The exhausts are the wet log type. Would the fact that the ports in the manifold are still quite small and not matched to the heads at the moment be a governing factor?
Even with this I still thought we would be capable of around 6000rpm. Cam timing etc have all been double checked and the ignition is electronic and seems to be performing
RE: Marine motor
Shaun TiedeULTRADYNE Arl,TX(stiede@ev1.net)
RE: Marine motor
I don't use gaskets on the exhaust to head seal. I just use a small bead of silicone rubber applied closer to the outside than the inside edge so it only ozzes out, and not into the port. No mufflers, at least 2.5" or prefferably 3" tail pipes, and just enough water to stop heat damage to hull etc, and to keep noise levels reasonable. Water in the exhaust makes steam. Steam creates backpressure and kills HP
Regards
pat
RE: Marine motor
ind set. What works in the norm, hardly ever works here. When you put the two cams in an unrestricted motor, the tables turn.
Shaun TiedeULTRADYNE Arl,TX(stiede@ev1.net)
RE: Marine motor
Another source of exhaust restriction can be the rubber tail pipes (if fitted) sucking in or delaminating and colapsing.
If it's the engine, it normally fades out, but if it's the hull, it normally hit a wall, like it's a brick wall.
Free up the exhaust flow, consider a wider lobe centre, shorter duration cam.
When I ran a better motor and slightly bigger prop for ski racing, I lost 600 RPM by converting from over the deck tube headers to a thru the transome water cooled log (for class rules). I lost another 400 rpm going from twin 660's on a tunnel ram to a 780 on a Victor Junior.
I picked up 500 of the lost RPM by cutting 1/4 inch of the prop.

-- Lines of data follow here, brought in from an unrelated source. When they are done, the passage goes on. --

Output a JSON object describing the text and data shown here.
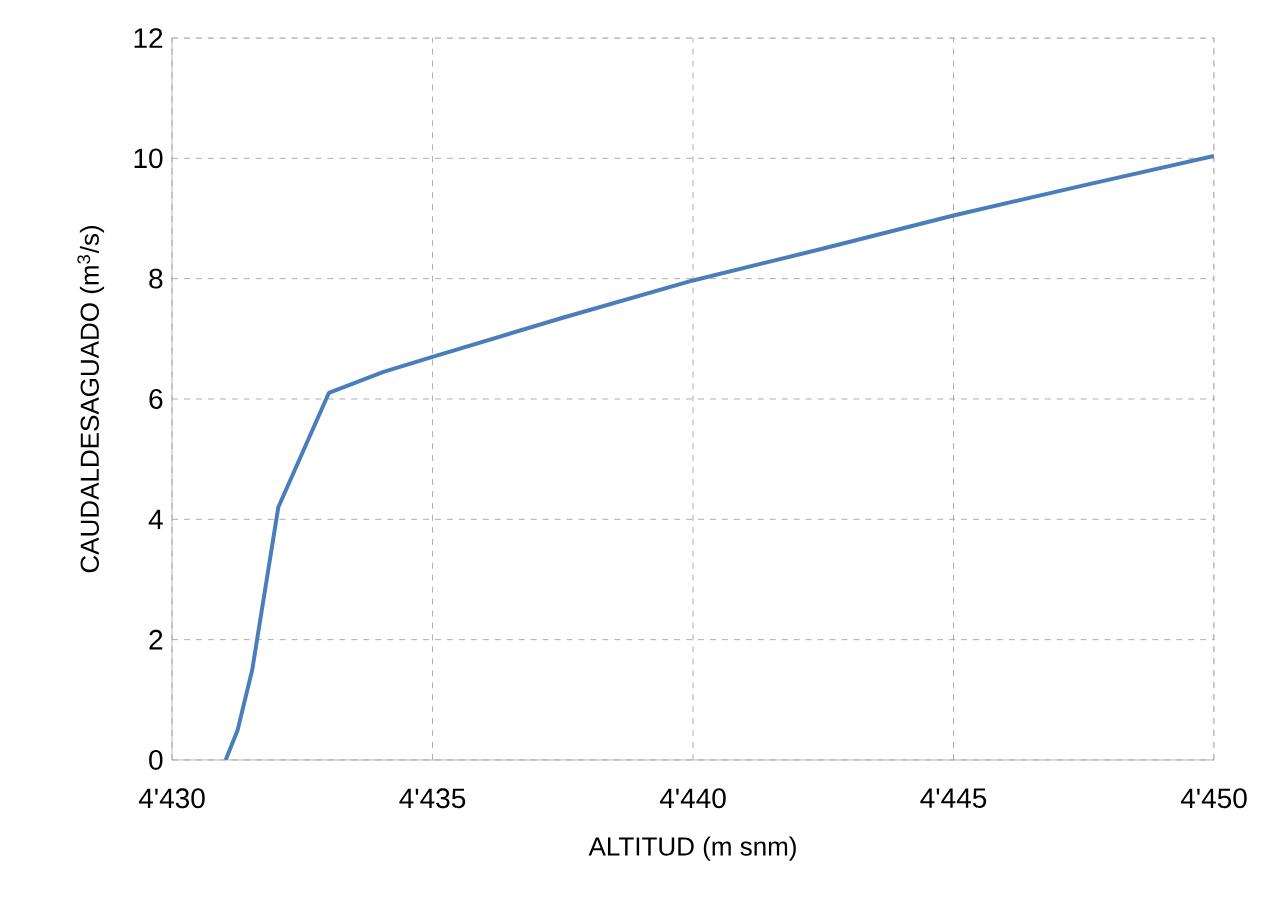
{
  "chart_data": {
    "type": "line",
    "xlabel": "ALTITUD (m snm)",
    "ylabel": "CAUDALDESAGUADO (m$^{3}$/s)",
    "x": [
      4431.03,
      4431.26,
      4431.54,
      4432.04,
      4433.01,
      4434.06,
      4435,
      4437.5,
      4440,
      4442.5,
      4445,
      4447.5,
      4450
    ],
    "series": [
      {
        "color": "#4a7ebb",
        "values": [
          0,
          0.5,
          1.5,
          4.2,
          6.1,
          6.45,
          6.7,
          7.35,
          7.97,
          8.5,
          9.05,
          9.55,
          10.04
        ]
      }
    ],
    "xlim": [
      4430,
      4450
    ],
    "ylim": [
      0,
      12
    ],
    "xticks": [
      {
        "value": 4430,
        "label": "4'430"
      },
      {
        "value": 4435,
        "label": "4'435"
      },
      {
        "value": 4440,
        "label": "4'440"
      },
      {
        "value": 4445,
        "label": "4'445"
      },
      {
        "value": 4450,
        "label": "4'450"
      }
    ],
    "yticks": [
      0,
      2,
      4,
      6,
      8,
      10,
      12
    ],
    "grid": true,
    "marker": "none",
    "line_style": "solid"
  }
}
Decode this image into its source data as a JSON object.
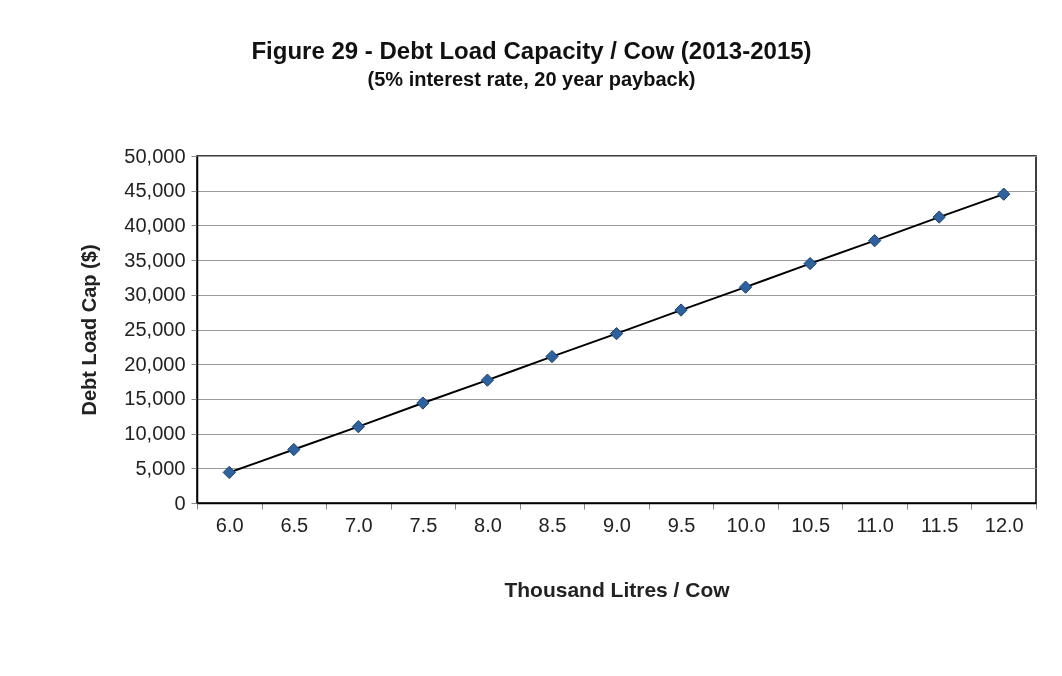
{
  "chart_data": {
    "type": "line",
    "title": "Figure 29 - Debt Load Capacity / Cow (2013-2015)",
    "subtitle": "(5% interest rate, 20 year payback)",
    "xlabel": "Thousand Litres / Cow",
    "ylabel": "Debt Load Cap ($)",
    "categories": [
      "6.0",
      "6.5",
      "7.0",
      "7.5",
      "8.0",
      "8.5",
      "9.0",
      "9.5",
      "10.0",
      "10.5",
      "11.0",
      "11.5",
      "12.0"
    ],
    "series": [
      {
        "color": "#2c62a0",
        "values": [
          4400,
          7700,
          11000,
          14400,
          17700,
          21100,
          24400,
          27800,
          31100,
          34500,
          37800,
          41200,
          44500
        ]
      }
    ],
    "ylim": [
      0,
      50000
    ],
    "yticks": [
      0,
      {
        "value": 5000,
        "label": "5,000"
      },
      {
        "value": 10000,
        "label": "10,000"
      },
      {
        "value": 15000,
        "label": "15,000"
      },
      {
        "value": 20000,
        "label": "20,000"
      },
      {
        "value": 25000,
        "label": "25,000"
      },
      {
        "value": 30000,
        "label": "30,000"
      },
      {
        "value": 35000,
        "label": "35,000"
      },
      {
        "value": 40000,
        "label": "40,000"
      },
      {
        "value": 45000,
        "label": "45,000"
      },
      {
        "value": 50000,
        "label": "50,000"
      }
    ],
    "grid": "y",
    "marker": "diamond",
    "line_style": "solid"
  }
}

90% of boats I drive are over propped, under cammed and under carbied. This is because "car" mechanics work on them, and equate cruise speed as 1500 RPM. Boats cruise at 3000 RPM, and the prop equates to a 3000 stall speed convertor, so your average social ski boat engine really operates normally under the same conditions as a pretty wild street machine.
Is it a steel or bronze prop.
It sounds a bit big for a bronze 3 blader, but props are a black art, and 2 props with the same nominal pitch and diameter, can perform very differently.
Steel props go harder because the blades are thinner.
Regards
pat
RE: Marine motor
Shaun TiedeULTRADYNE/LUNATI Arl,TX(stiede@ev1.net)
RE: Marine motor
We are going back to the water next weekend and will see what happens
We will have the distibutor back and set up for 20degrees advance at idle and a total of 36 degrees all in at 2200RPM to see if we pull out of the hole better.
We also have a smaller prop to try but most of the ski race boats here that are running 350 chevs are using 18 to 20% step up with 11 x 15 three blade props so I believe that we should be able to pull our 11 x 14 with 13% gears
I know the exhausts are restrictive and the cam does not suit this so there is probably 800- 1000 revs there. Would be interesting to slip the headers back on for a trial
I will let you guys know how we get on and maybe we will be in the market for a good hull(certainly hope not)
PS heads are pro action iron heads with 200cc runners and 64cc chambers
RE: Marine motor
Like Pat said, these motors are not for the car man, but I guarantee you a boat motor man can build one hell of a car engine. I get clients that tell me they can't afford to buy me so they will just take the motor from their drag car and put it in their boat. I tell them if it lasts ten seconds in your car, it won't last 2 in your boat nor will it get out of its own way. on the flip side, if it runs hard in the boat, I guarantee it will fly in the car. The boat is the ultimate torture test on a motor.